Sabaleŭski Jury (also spelled Sobolewski; Сабалеўскі Юры), land surveyor, administrator, political leader. Sabaleŭski was born into the family of a railroad worker in the town of Stoŭpcy on April 24, 1889. He died in West Germany on December 26, 1957. Sabaleŭski studied in the town of Stoŭpcy and graduated from the Technical School in Kaunas. He began his professional career in Belarus as a land surveyor and had close contact with Belarusian peasants all over Belarus. He contributed numerous reports to the newspaper Naša Niva, reflecting the everyday life of the Belarusian countryside. Sabaleŭski was drafted during World War I and served on various fronts. After the February Revolution Sabaleŭski organized the Belarusian military and went to his native region to assist in organizing the Belarusian administration and the delegation to the All-Belarusian Congress, 1917. After the establishment of the Polish state, he lived in Western Belarus. He was elected to the Polish Sejm and served from 1922 to 1928. Sabaleŭski disagreed strongly with the Polish policies in Belarus, but was also a vocal critic of the activities of the Belarusian Hramada for its soft stand against Soviet influence. He was against any negotiations with the Soviet government.
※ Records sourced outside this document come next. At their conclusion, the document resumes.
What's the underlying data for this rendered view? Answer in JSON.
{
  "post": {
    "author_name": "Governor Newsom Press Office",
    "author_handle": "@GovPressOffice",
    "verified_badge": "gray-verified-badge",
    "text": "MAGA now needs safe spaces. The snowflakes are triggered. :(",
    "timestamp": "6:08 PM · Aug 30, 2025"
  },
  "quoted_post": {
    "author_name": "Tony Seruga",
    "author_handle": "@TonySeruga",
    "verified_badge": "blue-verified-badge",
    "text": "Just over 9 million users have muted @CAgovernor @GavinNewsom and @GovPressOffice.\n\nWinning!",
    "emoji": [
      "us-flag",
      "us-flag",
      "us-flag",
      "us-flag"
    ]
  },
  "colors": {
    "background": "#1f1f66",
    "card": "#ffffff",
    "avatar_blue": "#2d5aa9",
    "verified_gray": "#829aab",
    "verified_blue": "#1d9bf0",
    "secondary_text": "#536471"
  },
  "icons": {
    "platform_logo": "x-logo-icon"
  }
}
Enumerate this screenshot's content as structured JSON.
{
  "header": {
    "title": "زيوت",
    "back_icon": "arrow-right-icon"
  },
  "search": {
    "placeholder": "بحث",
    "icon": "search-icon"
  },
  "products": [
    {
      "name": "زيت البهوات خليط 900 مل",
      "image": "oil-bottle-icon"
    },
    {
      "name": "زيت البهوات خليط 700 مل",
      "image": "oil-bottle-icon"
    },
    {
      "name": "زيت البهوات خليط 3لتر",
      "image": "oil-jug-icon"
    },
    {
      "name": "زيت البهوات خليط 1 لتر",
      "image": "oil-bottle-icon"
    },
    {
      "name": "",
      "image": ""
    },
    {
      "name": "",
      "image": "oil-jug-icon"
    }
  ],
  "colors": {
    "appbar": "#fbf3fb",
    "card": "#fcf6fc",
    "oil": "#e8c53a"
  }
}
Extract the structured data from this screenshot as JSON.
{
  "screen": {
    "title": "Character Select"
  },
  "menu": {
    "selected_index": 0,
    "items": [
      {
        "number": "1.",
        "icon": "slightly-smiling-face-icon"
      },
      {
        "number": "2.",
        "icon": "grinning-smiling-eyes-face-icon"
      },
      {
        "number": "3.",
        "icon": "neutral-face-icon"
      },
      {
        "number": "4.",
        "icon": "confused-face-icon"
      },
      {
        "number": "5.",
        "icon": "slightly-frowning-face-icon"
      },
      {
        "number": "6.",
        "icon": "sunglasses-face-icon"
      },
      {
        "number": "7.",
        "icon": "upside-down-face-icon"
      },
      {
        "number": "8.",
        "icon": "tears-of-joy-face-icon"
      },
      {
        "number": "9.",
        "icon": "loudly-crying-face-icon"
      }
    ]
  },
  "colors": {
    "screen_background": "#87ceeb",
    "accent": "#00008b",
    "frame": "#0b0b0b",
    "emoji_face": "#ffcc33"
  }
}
For a short period of time he emigrated from Poland to Germany, but soon returned to Poland. Sabaleŭski was arrested by the Soviets in 1939 and it was only the German-Soviet conflict in 1941 which saved Sabaleŭski from a long term in Siberia. Sabaleŭski was very active during World War II in organizing the Belarusian Self-Assistance Organization (Biełaruskaja Narodnaja Samapomač) and was the second Vice-president of the Belarusian Central Council. After the war Sabaleŭski lived in West Germany, then emigrated to the United States, and returned to West Germany in the mid-fifties. He wrote numerous articles on political topics, but became less active during the post-World War II years.

References: Biełaruski Kalandar, Vilna, 1923, p. 33; Novy Šlach, Miensk-Riga, no. 5(41), March 1944, p. 4; Biełaruskaje Słova, South River, N.J., no. 2(39), 1958.